From here, you can see the coronavirus loophole. If we somehow infected only the youngest among us, then the total number of deaths would be greatly diminished. We need 60% of 325 million to get infected and survive. We have 127.5 million with a CFR of zero, and 84 million with a CFR of a flu-like 0.1%. To ruthlessly reach our herd immunity level with the fewest number of deaths, we would ruthlessly infect everyone under 29 years of age and 81% of those between 30 and 49 years of age. The total number of people infected would be just over the magic number of 195 million. The number of deaths would be:

0-29 years: 127.5 million x 100% for herd immunity x 0% CFR = 0 deaths
30-39 years: 43.69 million x 0.81 x 0.001 =   35,389 deaths
40-49 years: 40.46 million x 0.81 x 0.001 =   32,772 deaths

The still not so grand total would be 71,161 Americans dead of coronavirus. That's only 4.4% of the 1.6 million that would die in the absence of such a ruthless loophole approach.

There are a number of assumptions involved with this ruthless loophole calculation, and the resulting 71,000 dead is almost certainly too low, even ignoring the moral implications.

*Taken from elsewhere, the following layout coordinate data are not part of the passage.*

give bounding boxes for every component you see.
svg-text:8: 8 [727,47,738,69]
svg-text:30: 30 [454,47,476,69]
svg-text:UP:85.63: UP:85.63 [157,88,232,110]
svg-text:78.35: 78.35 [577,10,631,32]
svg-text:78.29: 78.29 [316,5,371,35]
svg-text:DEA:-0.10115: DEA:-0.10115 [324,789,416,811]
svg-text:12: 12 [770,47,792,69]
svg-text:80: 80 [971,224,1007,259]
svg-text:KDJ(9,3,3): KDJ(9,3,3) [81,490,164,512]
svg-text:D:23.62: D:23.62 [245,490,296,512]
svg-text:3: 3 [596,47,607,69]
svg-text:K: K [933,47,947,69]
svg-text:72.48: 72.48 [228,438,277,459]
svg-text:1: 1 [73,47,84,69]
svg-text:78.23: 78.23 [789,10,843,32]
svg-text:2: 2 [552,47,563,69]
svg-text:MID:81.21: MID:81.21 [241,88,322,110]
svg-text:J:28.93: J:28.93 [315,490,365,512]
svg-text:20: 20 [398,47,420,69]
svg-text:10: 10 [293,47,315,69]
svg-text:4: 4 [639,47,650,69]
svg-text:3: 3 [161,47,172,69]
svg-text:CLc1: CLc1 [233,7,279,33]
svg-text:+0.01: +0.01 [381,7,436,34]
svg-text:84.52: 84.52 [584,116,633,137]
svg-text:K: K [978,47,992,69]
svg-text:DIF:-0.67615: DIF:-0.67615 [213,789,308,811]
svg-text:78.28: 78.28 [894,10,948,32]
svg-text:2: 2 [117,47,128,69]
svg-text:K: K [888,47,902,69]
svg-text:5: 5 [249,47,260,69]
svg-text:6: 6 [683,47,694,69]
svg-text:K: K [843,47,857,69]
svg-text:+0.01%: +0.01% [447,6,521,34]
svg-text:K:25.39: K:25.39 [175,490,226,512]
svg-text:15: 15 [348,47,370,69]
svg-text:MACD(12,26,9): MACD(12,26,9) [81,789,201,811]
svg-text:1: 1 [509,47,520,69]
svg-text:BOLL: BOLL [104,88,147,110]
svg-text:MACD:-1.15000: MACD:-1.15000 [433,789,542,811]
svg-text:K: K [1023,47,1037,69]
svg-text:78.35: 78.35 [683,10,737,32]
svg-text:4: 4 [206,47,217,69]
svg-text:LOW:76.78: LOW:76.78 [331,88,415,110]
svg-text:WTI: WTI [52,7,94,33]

In the real world, Americans are already beginning to recognize the coronavirus loophole. They can't quantify it, but they are nonetheless already acting on their intuitive feel. The older among us are more aggressively quarantining themselves than are the younger. The younger among us are stepping to the plate. They are, for example, the primary shoppers / drivers for services such as Instacart that bring groceries and supplies directly to one's doorstep. Some of them have taken to wearing masks and gloves, for the betterment of all involved, but their smile and enthusiasm is still obvious.

Yesterday, as the Skeptical Spouse and I returned from a safe outing, our younger neighbor approached us and volunteered to do any shopping we might need. I informed him that we were already well prepared. I thanked him. I asked him if he offered because he recognized that we (the Skeptical Spouse and I) are part of a high risk group. He acknowledged that was the case. I thanked him again for his thoughtfulness and compassion.

So ...

My prediction right now is that, in the absence of a vaccine or an effective treatment, somewhere between 75 thousand and 1.6 million of us Americans will succumb to the coronavirus, even if we flatten the curve. So too will too many others from other countries. We humans are an ingenious lot, though. When we cease our bickering and marshal our resources against a common enemy, we are formidable.

In upcoming posts, I will address the promise of vaccines and effective treatments. I will offer thoughts on how you, as an individual, can pitch in.